Dr. Kendra Taira Field
Tufts University
Stories We Tell: Family Histories and Silences in Slavery, Freedom, and Indian Country
February 16, 2021 at 3:30 PM EST
This talk is about stories and silences. The talk will begin with the Field’s ancestors’ migratory lives in slavery, freedom, and the black and black Indian towns and settlements of Indian Territory and Oklahoma. It explores freedom’s first generation, the stories they told, the silences they kept, and legacies for subsequent generations.
Drezus
Rapper
Rhyme and Reason
February 24, 2021 at 2:30pm EST
My name is Jeremiah Manitopyes also known as Drezus from the Anishinaabe and Nehiyaw Nations of Saskatchewan, Canada. There is a deep, dark and hidden depression that comes from being born into a Residential School survivor family, but Hip-Hop music is what saved my life. The culture of unfiltered expression that lives within the music and its welcoming arms are what helped me find a love for myself, my family and my culture. I’ve lost many friends to addictions, suicide and violence so I feel I have a responsibility to tell our stories since Hip-Hop Music brought me to so many beautiful communities and spirits. I carry my Traditions proudly today as I walk sober and love passing those teachings on to those that need it. Please join me for a talk about life as an urban Indigenous Man, Hip-Hop and the Old Ways. Miigwetch
Dr.

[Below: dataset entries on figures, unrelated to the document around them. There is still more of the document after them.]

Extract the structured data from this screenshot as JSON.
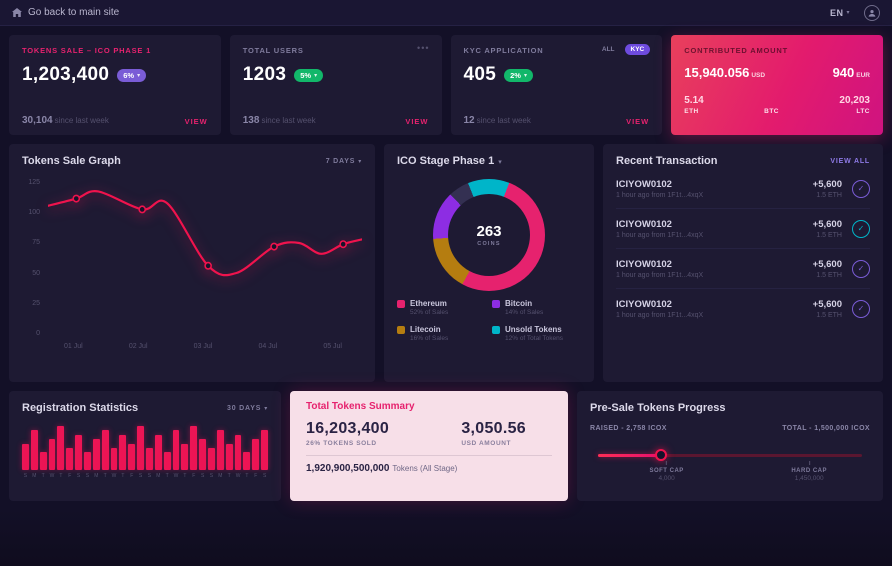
{
  "topbar": {
    "back_label": "Go back to main site",
    "lang": "EN"
  },
  "stat_cards": [
    {
      "title": "TOKENS SALE – ICO PHASE 1",
      "value": "1,203,400",
      "badge": "6%",
      "badge_color": "#7a5cd6",
      "sub_value": "30,104",
      "sub_label": "since last week",
      "action": "VIEW"
    },
    {
      "title": "TOTAL USERS",
      "value": "1203",
      "badge": "5%",
      "badge_color": "#12b76a",
      "sub_value": "138",
      "sub_label": "since last week",
      "action": "VIEW",
      "menu": "•••"
    },
    {
      "title": "KYC APPLICATION",
      "value": "405",
      "badge": "2%",
      "badge_color": "#12b76a",
      "sub_value": "12",
      "sub_label": "since last week",
      "action": "VIEW",
      "tabs": [
        "ALL",
        "KYC"
      ]
    }
  ],
  "contributed": {
    "title": "CONTRIBUTED AMOUNT",
    "primary_value": "15,940.056",
    "primary_unit": "USD",
    "secondary_value": "940",
    "secondary_unit": "EUR",
    "assets": [
      {
        "value": "5.14",
        "unit": "ETH"
      },
      {
        "value": "",
        "unit": "BTC"
      },
      {
        "value": "20,203",
        "unit": "LTC"
      }
    ]
  },
  "charts": {
    "tokens_sale": {
      "type": "line",
      "title": "Tokens Sale Graph",
      "range_label": "7 DAYS",
      "line_color": "#f0134d",
      "ymax": 125,
      "yticks": [
        "125",
        "100",
        "75",
        "50",
        "25",
        "0"
      ],
      "xlabels": [
        "01 Jul",
        "02 Jul",
        "03 Jul",
        "04 Jul",
        "05 Jul"
      ],
      "points": [
        [
          0,
          106
        ],
        [
          0.09,
          112
        ],
        [
          0.16,
          118
        ],
        [
          0.3,
          103
        ],
        [
          0.38,
          108
        ],
        [
          0.51,
          56
        ],
        [
          0.6,
          50
        ],
        [
          0.72,
          72
        ],
        [
          0.8,
          75
        ],
        [
          0.87,
          66
        ],
        [
          0.94,
          74
        ],
        [
          1,
          78
        ]
      ],
      "marker_indices": [
        1,
        3,
        5,
        7,
        10
      ]
    },
    "ico_stage": {
      "type": "pie",
      "title": "ICO Stage Phase 1",
      "center_value": "263",
      "center_label": "COINS",
      "legend": [
        {
          "name": "Ethereum",
          "detail": "52% of Sales",
          "color": "#e6226e"
        },
        {
          "name": "Bitcoin",
          "detail": "14% of Sales",
          "color": "#8d2de3"
        },
        {
          "name": "Litecoin",
          "detail": "16% of Sales",
          "color": "#b57d10"
        },
        {
          "name": "Unsold Tokens",
          "detail": "12% of Total Tokens",
          "color": "#00b5c9"
        }
      ],
      "donut": [
        {
          "color": "#00b5c9",
          "pct": 12
        },
        {
          "color": "#e6226e",
          "pct": 52
        },
        {
          "color": "#b57d10",
          "pct": 16
        },
        {
          "color": "#8d2de3",
          "pct": 14
        },
        {
          "color": "#343052",
          "pct": 6
        }
      ]
    },
    "registration": {
      "type": "bar",
      "title": "Registration Statistics",
      "range_label": "30 DAYS",
      "bar_color": "#ec1555",
      "labels": [
        "S",
        "M",
        "T",
        "W",
        "T",
        "F",
        "S",
        "S",
        "M",
        "T",
        "W",
        "T",
        "F",
        "S",
        "S",
        "M",
        "T",
        "W",
        "T",
        "F",
        "S",
        "S",
        "M",
        "T",
        "W",
        "T",
        "F",
        "S"
      ],
      "values": [
        6,
        9,
        4,
        7,
        10,
        5,
        8,
        4,
        7,
        9,
        5,
        8,
        6,
        10,
        5,
        8,
        4,
        9,
        6,
        10,
        7,
        5,
        9,
        6,
        8,
        4,
        7,
        9
      ]
    }
  },
  "transactions": {
    "title": "Recent Transaction",
    "view_all": "VIEW ALL",
    "rows": [
      {
        "id": "ICIYOW0102",
        "meta": "1 hour ago from 1F1t...4xqX",
        "amount": "+5,600",
        "amount_unit": "1.5 ETH",
        "icon_color": "#7a5cd6"
      },
      {
        "id": "ICIYOW0102",
        "meta": "1 hour ago from 1F1t...4xqX",
        "amount": "+5,600",
        "amount_unit": "1.5 ETH",
        "icon_color": "#00b5c9"
      },
      {
        "id": "ICIYOW0102",
        "meta": "1 hour ago from 1F1t...4xqX",
        "amount": "+5,600",
        "amount_unit": "1.5 ETH",
        "icon_color": "#7a5cd6"
      },
      {
        "id": "ICIYOW0102",
        "meta": "1 hour ago from 1F1t...4xqX",
        "amount": "+5,600",
        "amount_unit": "1.5 ETH",
        "icon_color": "#7a5cd6"
      }
    ]
  },
  "summary": {
    "title": "Total Tokens Summary",
    "tokens_value": "16,203,400",
    "tokens_label": "26% TOKENS SOLD",
    "usd_value": "3,050.56",
    "usd_label": "USD AMOUNT",
    "total_value": "1,920,900,500,000",
    "total_label": "Tokens (All Stage)"
  },
  "presale": {
    "title": "Pre-Sale Tokens Progress",
    "raised_label": "RAISED - 2,758 ICOX",
    "total_label": "TOTAL - 1,500,000 ICOX",
    "progress_pct": 24,
    "markers": [
      {
        "label": "SOFT CAP",
        "value": "4,000",
        "pos_pct": 26
      },
      {
        "label": "HARD CAP",
        "value": "1,450,000",
        "pos_pct": 80
      }
    ]
  }
}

Roxanne Dunbar-Ortíz
Professor Emeritus CSU East Bay
The white nationalist basis of the Second Amendment
March 25, 2021 at 2:30 PM EST
(Event Co-Sponsored by Public History @ Virginia Tech)
The white settlers’ violent appropriation of Native lands was inscribed as an individual right in the Second Amendment of the Constitution, second only to freedom of speech. Male colonial settlers had long formed militias to raid and raze Indigenous communities, seizing their lands and resources. The continuing significance of that right reveals the settler-colonialist cultural roots of the United States that appear even in the present as a sacred right. Settler-militias and armed households were institutionalized for the destruction and control of Native peoples, communities, and nations. With the expansion of plantation agriculture by the late 1600s they were also used as slave patrols, forming the basis of the US police culture after chattel slavery ended. That is the inseparable other half of the settler-colonial reality that is implicit in the Second Amendment. Seventy-four percent of gun owners in the US are male, and 82 percent of gun owners are white, which means that 61 percent of adults who own guns are white men, and this group accounts for 31 percent of the total U.S. population. The top reason US Americans give for owning a gun is for protection. What are the majority of white men so afraid of?
Dr. Julie L. Reed
Penn State University
Cherokee education in the wake of pandemic
April 22, 2021 at 2:00 PM EST
The 1918 flu pandemic followed on the heels of several devastating events that impacted Cherokee people in Indian Territory turned Oklahoma state. From 1898-1914 the federal government subjected the Five Tribes to the allotment of communally held lands and the dissolution of their tribal governments. Although Cherokee people, in theory, received full citizenship in the aftermath of Oklahoma statehood, Jim Crow policies and eugenics undermined the reality for many. The flu pandemic brought another wave of tragedy to Cherokee communities. Educational institutions, a crowning achievement of the Cherokees post removal, within the state of Oklahoma, became a source of further debasement. And yet, educational institutions, some much older and some new, also provided the vehicles, as they had pre-statehood, for Cherokee people to resist, maintain, and, paraphrasing ethnographer Albert L. Wahrhaftig, to change so that they could stay the same.